Uma facção criminosa do Ceará, suspeita de mais de mil homicídios em dois anos, foi alvo de uma megaoperação na Rocinha, Zona Sul do Rio, neste sábado (31). O grupo atuava com apoio logístico do Comando Vermelho e havia se instalado em uma mansão com estrutura de luxo na comunidade.
Segundo apuração da jornalista Vera Araújo, do jornal Extra, o imóvel onde parte da liderança da facção se escondia contava com duas piscinas aquecidas, cascata, área gourmet e até uma academia equipada. Ao lado da casa, havia um alojamento usado para receber membros vindos do Nordeste. O cenário surpreendeu as autoridades envolvidas na ação conjunta entre os Ministérios Públicos e as secretarias de Segurança Pública dos dois estados.
O procurador-geral de Justiça do Rio, Antonio José Campos Moreira, revelou detalhes chocantes sobre a brutalidade do grupo. “Eles usavam motosserras para esquartejar seus inimigos e ainda jogavam futebol com suas cabeças. Eles filmavam tudo”, declarou durante coletiva no Quartel-General da Polícia Militar, onde a operação foi monitorada em tempo real.
A ofensiva mobilizou 400 policiais do Batalhão de Operações Especiais (Bope) e de outras unidades, com suporte aéreo de drones e helicópteros. A missão era cumprir 29 mandados de prisão e 14 de busca e apreensão. Apesar da força empregada, a maior parte dos criminosos conseguiu fugir para a mata da Rocinha, onde houve intensa troca de tiros. Um policial militar foi baleado no pescoço, mas passa bem após atendimento no Hospital Miguel Couto.
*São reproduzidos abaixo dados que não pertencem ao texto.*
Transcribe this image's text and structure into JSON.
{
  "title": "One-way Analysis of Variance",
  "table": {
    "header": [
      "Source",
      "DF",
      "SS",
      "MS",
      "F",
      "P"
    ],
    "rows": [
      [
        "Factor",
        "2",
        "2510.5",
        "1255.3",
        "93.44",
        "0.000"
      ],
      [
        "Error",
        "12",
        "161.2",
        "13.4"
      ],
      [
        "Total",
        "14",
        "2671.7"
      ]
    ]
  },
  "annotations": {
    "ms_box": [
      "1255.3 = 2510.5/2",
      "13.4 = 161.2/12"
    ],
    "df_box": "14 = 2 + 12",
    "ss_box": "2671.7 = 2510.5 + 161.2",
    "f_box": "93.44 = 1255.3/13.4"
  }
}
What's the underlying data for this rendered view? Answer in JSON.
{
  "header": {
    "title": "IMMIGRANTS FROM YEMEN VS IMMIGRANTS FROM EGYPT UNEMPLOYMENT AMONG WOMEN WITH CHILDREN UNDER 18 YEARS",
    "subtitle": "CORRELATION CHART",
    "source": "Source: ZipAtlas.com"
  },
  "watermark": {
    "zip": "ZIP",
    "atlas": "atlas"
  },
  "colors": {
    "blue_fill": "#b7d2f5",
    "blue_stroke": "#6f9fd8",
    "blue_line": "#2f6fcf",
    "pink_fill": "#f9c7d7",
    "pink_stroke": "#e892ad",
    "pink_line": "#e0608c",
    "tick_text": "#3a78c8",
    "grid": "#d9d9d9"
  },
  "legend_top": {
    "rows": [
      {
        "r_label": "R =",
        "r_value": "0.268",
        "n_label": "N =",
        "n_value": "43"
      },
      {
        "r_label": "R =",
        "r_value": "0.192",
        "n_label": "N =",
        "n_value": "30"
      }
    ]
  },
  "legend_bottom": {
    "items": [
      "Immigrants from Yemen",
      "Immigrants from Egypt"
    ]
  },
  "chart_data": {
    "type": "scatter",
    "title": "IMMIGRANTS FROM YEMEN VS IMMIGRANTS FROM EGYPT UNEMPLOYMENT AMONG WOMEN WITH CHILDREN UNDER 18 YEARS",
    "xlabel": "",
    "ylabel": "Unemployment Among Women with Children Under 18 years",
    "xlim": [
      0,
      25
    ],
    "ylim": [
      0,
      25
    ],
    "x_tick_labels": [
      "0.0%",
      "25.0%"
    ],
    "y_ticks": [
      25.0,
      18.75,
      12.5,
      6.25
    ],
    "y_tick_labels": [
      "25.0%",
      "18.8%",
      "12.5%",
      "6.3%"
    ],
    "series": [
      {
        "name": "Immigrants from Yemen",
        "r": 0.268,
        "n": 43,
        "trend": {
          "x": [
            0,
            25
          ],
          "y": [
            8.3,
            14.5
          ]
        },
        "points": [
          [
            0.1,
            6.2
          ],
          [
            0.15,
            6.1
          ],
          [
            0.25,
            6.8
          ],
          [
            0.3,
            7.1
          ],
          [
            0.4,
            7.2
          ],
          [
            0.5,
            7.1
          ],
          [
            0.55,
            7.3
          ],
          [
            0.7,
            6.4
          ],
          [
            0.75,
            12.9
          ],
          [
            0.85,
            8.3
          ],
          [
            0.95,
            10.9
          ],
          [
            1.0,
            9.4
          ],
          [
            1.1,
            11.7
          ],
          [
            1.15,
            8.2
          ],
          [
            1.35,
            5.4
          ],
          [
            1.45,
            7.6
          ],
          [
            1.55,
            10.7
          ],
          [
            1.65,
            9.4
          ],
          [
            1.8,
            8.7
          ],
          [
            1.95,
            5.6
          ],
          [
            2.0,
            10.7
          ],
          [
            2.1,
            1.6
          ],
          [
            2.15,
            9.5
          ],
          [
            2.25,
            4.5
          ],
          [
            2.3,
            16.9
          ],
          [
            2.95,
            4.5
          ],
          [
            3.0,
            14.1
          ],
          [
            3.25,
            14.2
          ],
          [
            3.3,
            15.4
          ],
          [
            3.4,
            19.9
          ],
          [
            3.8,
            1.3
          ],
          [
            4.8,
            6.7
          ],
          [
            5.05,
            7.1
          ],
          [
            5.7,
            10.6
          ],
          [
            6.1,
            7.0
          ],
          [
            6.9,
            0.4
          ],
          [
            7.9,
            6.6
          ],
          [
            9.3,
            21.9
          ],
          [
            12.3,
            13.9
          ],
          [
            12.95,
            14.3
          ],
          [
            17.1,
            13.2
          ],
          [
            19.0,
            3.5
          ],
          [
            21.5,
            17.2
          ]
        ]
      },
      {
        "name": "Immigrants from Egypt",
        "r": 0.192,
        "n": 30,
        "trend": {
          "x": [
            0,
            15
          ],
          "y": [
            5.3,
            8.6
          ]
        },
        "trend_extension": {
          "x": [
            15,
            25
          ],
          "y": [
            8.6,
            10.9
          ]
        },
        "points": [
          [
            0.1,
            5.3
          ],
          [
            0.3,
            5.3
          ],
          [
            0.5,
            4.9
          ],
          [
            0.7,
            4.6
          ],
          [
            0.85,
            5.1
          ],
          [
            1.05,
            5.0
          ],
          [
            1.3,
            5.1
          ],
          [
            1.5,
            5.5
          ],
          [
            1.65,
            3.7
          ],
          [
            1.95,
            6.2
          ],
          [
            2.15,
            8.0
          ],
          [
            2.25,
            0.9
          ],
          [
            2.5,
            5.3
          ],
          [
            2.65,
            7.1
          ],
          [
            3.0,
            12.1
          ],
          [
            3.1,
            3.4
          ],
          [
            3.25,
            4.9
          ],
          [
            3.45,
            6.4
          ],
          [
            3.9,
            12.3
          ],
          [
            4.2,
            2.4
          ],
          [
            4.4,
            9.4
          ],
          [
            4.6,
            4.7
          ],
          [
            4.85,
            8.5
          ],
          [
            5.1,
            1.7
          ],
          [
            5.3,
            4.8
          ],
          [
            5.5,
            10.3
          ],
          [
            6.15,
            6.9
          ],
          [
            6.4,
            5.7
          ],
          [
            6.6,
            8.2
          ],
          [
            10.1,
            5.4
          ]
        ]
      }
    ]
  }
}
O secretário de Segurança Pública do Rio, Victor Cesar Carvalho dos Santos, destacou que os criminosos não eram do Rio de Janeiro. “Todos são do Ceará e filiados ao Comando Vermelho. O Rio virou uma espécie de home office do crime, recebendo criminosos de outros estados, principalmente após a pandemia e a ADPF 635”, afirmou ao RJTV2.
Durante a ação, quatro fuzis, duas pistolas, um revólver, um fuzil de airsoft, munição e drogas foram apreendidos. Um homem foragido da Justiça foi preso. As imagens registradas na mansão indicavam que uma festa havia ocorrido na véspera, com grande quantidade de bebidas, carne e gelo, o que reforça o grau de conforto com o qual os criminosos viviam.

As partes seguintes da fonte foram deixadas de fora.